What is most problematic about Moore’s remarks is not the general misinformation, because reasonable Americans can easily interrogate his statements. The real problem is that Moore’s vision of a Christian nation is a dog whistle for bigotry. Dog whistling is the use of coded language, particularly by politicians, that may sound one way to a general audience but is able to convey different or more specific meanings to a particular group. One of the originators of dog whistling was another Alabamian, George Wallace, when in 1963 he declared “segregation today, segregation tomorrow, segregation forever”.

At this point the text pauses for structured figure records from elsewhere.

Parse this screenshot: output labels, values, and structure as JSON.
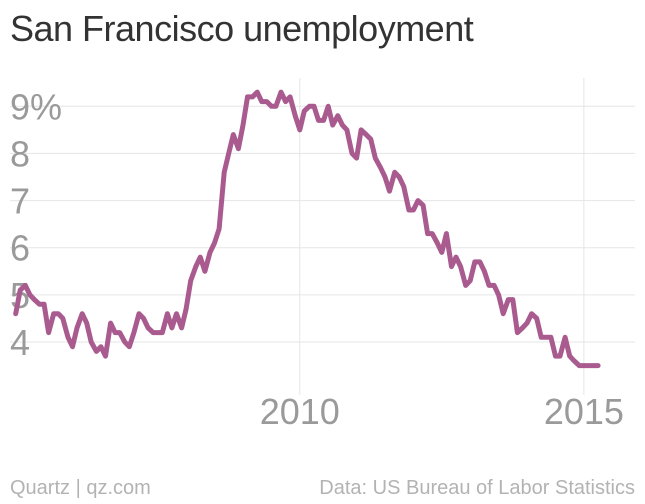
{
  "title": "San Francisco unemployment",
  "footer": {
    "source_left": "Quartz | qz.com",
    "source_right": "Data: US Bureau of Labor Statistics"
  },
  "colors": {
    "line": "#a95b8f",
    "grid": "#e6e6e6",
    "tick_text": "#9a9a9a",
    "title": "#333333",
    "footer": "#b3b3b3"
  },
  "chart_data": {
    "type": "line",
    "title": "San Francisco unemployment",
    "xlabel": "",
    "ylabel": "",
    "xlim": [
      2004.9,
      2015.9
    ],
    "ylim": [
      3.3,
      9.6
    ],
    "y_ticks": [
      4,
      5,
      6,
      7,
      8,
      9
    ],
    "y_tick_labels": [
      "4",
      "5",
      "6",
      "7",
      "8",
      "9%"
    ],
    "x_ticks": [
      2010,
      2015
    ],
    "x_tick_labels": [
      "2010",
      "2015"
    ],
    "grid": true,
    "series": [
      {
        "x": [
          2005.0,
          2005.08,
          2005.17,
          2005.25,
          2005.33,
          2005.42,
          2005.5,
          2005.58,
          2005.67,
          2005.75,
          2005.83,
          2005.92,
          2006.0,
          2006.08,
          2006.17,
          2006.25,
          2006.33,
          2006.42,
          2006.5,
          2006.58,
          2006.67,
          2006.75,
          2006.83,
          2006.92,
          2007.0,
          2007.08,
          2007.17,
          2007.25,
          2007.33,
          2007.42,
          2007.5,
          2007.58,
          2007.67,
          2007.75,
          2007.83,
          2007.92,
          2008.0,
          2008.08,
          2008.17,
          2008.25,
          2008.33,
          2008.42,
          2008.5,
          2008.58,
          2008.67,
          2008.75,
          2008.83,
          2008.92,
          2009.0,
          2009.08,
          2009.17,
          2009.25,
          2009.33,
          2009.42,
          2009.5,
          2009.58,
          2009.67,
          2009.75,
          2009.83,
          2009.92,
          2010.0,
          2010.08,
          2010.17,
          2010.25,
          2010.33,
          2010.42,
          2010.5,
          2010.58,
          2010.67,
          2010.75,
          2010.83,
          2010.92,
          2011.0,
          2011.08,
          2011.17,
          2011.25,
          2011.33,
          2011.42,
          2011.5,
          2011.58,
          2011.67,
          2011.75,
          2011.83,
          2011.92,
          2012.0,
          2012.08,
          2012.17,
          2012.25,
          2012.33,
          2012.42,
          2012.5,
          2012.58,
          2012.67,
          2012.75,
          2012.83,
          2012.92,
          2013.0,
          2013.08,
          2013.17,
          2013.25,
          2013.33,
          2013.42,
          2013.5,
          2013.58,
          2013.67,
          2013.75,
          2013.83,
          2013.92,
          2014.0,
          2014.08,
          2014.17,
          2014.25,
          2014.33,
          2014.42,
          2014.5,
          2014.58,
          2014.67,
          2014.75,
          2014.83,
          2014.92,
          2015.0,
          2015.08,
          2015.17,
          2015.25
        ],
        "values": [
          4.6,
          5.1,
          5.2,
          5.0,
          4.9,
          4.8,
          4.8,
          4.2,
          4.6,
          4.6,
          4.5,
          4.1,
          3.9,
          4.3,
          4.6,
          4.4,
          4.0,
          3.8,
          3.9,
          3.7,
          4.4,
          4.2,
          4.2,
          4.0,
          3.9,
          4.2,
          4.6,
          4.5,
          4.3,
          4.2,
          4.2,
          4.2,
          4.6,
          4.3,
          4.6,
          4.3,
          4.7,
          5.3,
          5.6,
          5.8,
          5.5,
          5.9,
          6.1,
          6.4,
          7.6,
          8.0,
          8.4,
          8.1,
          8.6,
          9.2,
          9.2,
          9.3,
          9.1,
          9.1,
          9.0,
          9.0,
          9.3,
          9.1,
          9.2,
          8.8,
          8.5,
          8.9,
          9.0,
          9.0,
          8.7,
          8.7,
          9.0,
          8.6,
          8.8,
          8.6,
          8.5,
          8.0,
          7.9,
          8.5,
          8.4,
          8.3,
          7.9,
          7.7,
          7.5,
          7.2,
          7.6,
          7.5,
          7.3,
          6.8,
          6.8,
          7.0,
          6.9,
          6.3,
          6.3,
          6.1,
          5.9,
          6.3,
          5.6,
          5.8,
          5.6,
          5.2,
          5.3,
          5.7,
          5.7,
          5.5,
          5.2,
          5.2,
          5.0,
          4.6,
          4.9,
          4.9,
          4.2,
          4.3,
          4.4,
          4.6,
          4.5,
          4.1,
          4.1,
          4.1,
          3.7,
          3.7,
          4.1,
          3.7,
          3.6,
          3.5,
          3.5,
          3.5,
          3.5,
          3.5
        ]
      }
    ]
  }
}
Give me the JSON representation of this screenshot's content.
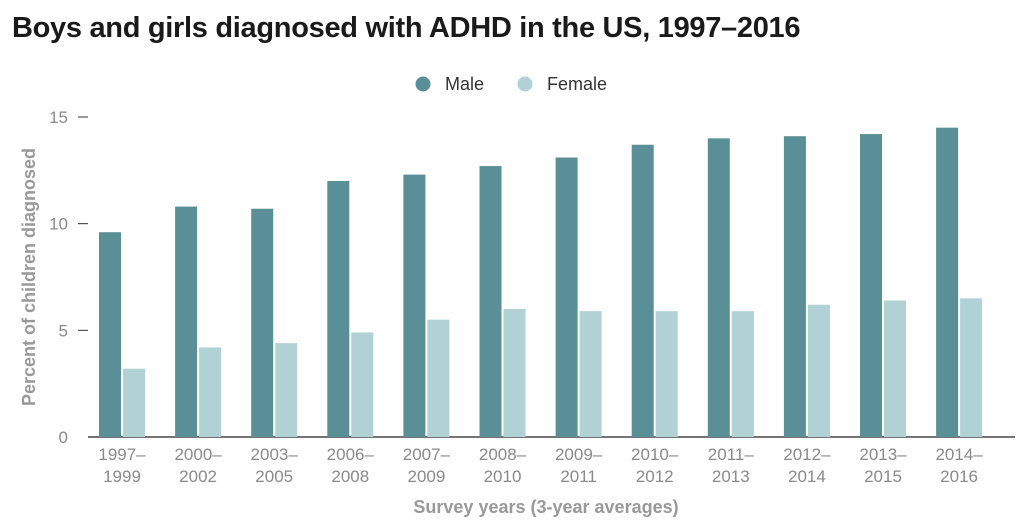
{
  "chart_data": {
    "type": "bar",
    "title": "Boys and girls diagnosed with ADHD in the US, 1997–2016",
    "xlabel": "Survey years (3-year averages)",
    "ylabel": "Percent of children diagnosed",
    "ylim": [
      0,
      15
    ],
    "yticks": [
      0,
      5,
      10,
      15
    ],
    "grid": false,
    "legend_position": "top-center",
    "categories": [
      [
        "1997–",
        "1999"
      ],
      [
        "2000–",
        "2002"
      ],
      [
        "2003–",
        "2005"
      ],
      [
        "2006–",
        "2008"
      ],
      [
        "2007–",
        "2009"
      ],
      [
        "2008–",
        "2010"
      ],
      [
        "2009–",
        "2011"
      ],
      [
        "2010–",
        "2012"
      ],
      [
        "2011–",
        "2013"
      ],
      [
        "2012–",
        "2014"
      ],
      [
        "2013–",
        "2015"
      ],
      [
        "2014–",
        "2016"
      ]
    ],
    "series": [
      {
        "name": "Male",
        "color": "#5b8f98",
        "values": [
          9.6,
          10.8,
          10.7,
          12.0,
          12.3,
          12.7,
          13.1,
          13.7,
          14.0,
          14.1,
          14.2,
          14.5
        ]
      },
      {
        "name": "Female",
        "color": "#b1d2d5",
        "values": [
          3.2,
          4.2,
          4.4,
          4.9,
          5.5,
          6.0,
          5.9,
          5.9,
          5.9,
          6.2,
          6.4,
          6.5
        ]
      }
    ]
  }
}
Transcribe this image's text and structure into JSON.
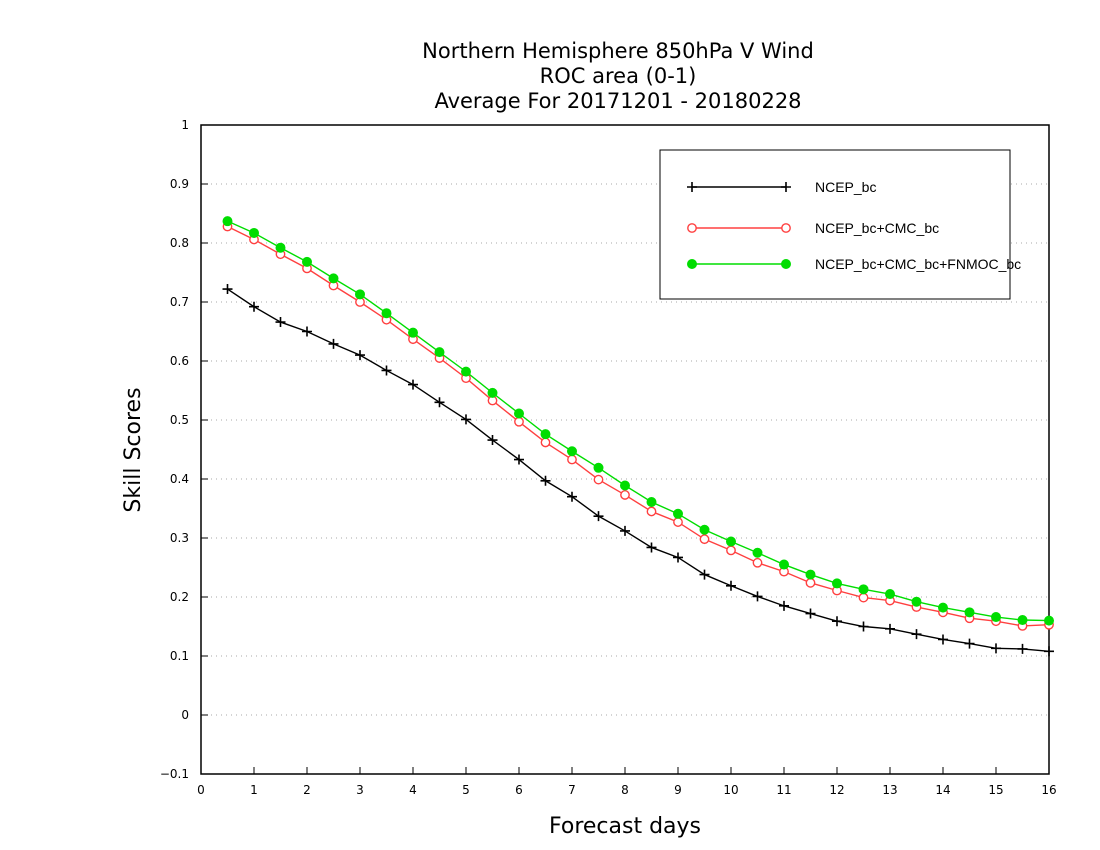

Moore’s bigoted beliefs are not particularly veiled (as he has publicly stated his feelings that Keith Ellison’s religion made him unfit to serve in Congress, or that same-sex marriage is akin to bestiality). The dog whistle here comes into play because his appeal to Christianity and claims to ardently love and support the Constitution allows for his supporters to believe that they are not - in fact, can’t be - bigoted because they are moral, religious, patriots. Bigotry in any form - anti-immigrant, anti-Arab, anti-Muslim, anti-woman, anti-LGBTQ, anti-Black - becomes more easily consumed and spread when concealed within this type of dog whistle.

Moore’s description of his version of a Christian nation is not a democracy, it instead threatens democracy and democratic participation by demonizing large swathes of the American populace under the guise of religious morality. Moore and his rhetoric support an exclusive and homogenous ideal, one rooted in bigotry and not aspirational values. To think he’ll bring his vision of this America to the Senate is troubling.  


Sarah Seniuk is a 2017 fall intern at the Arab American Institute.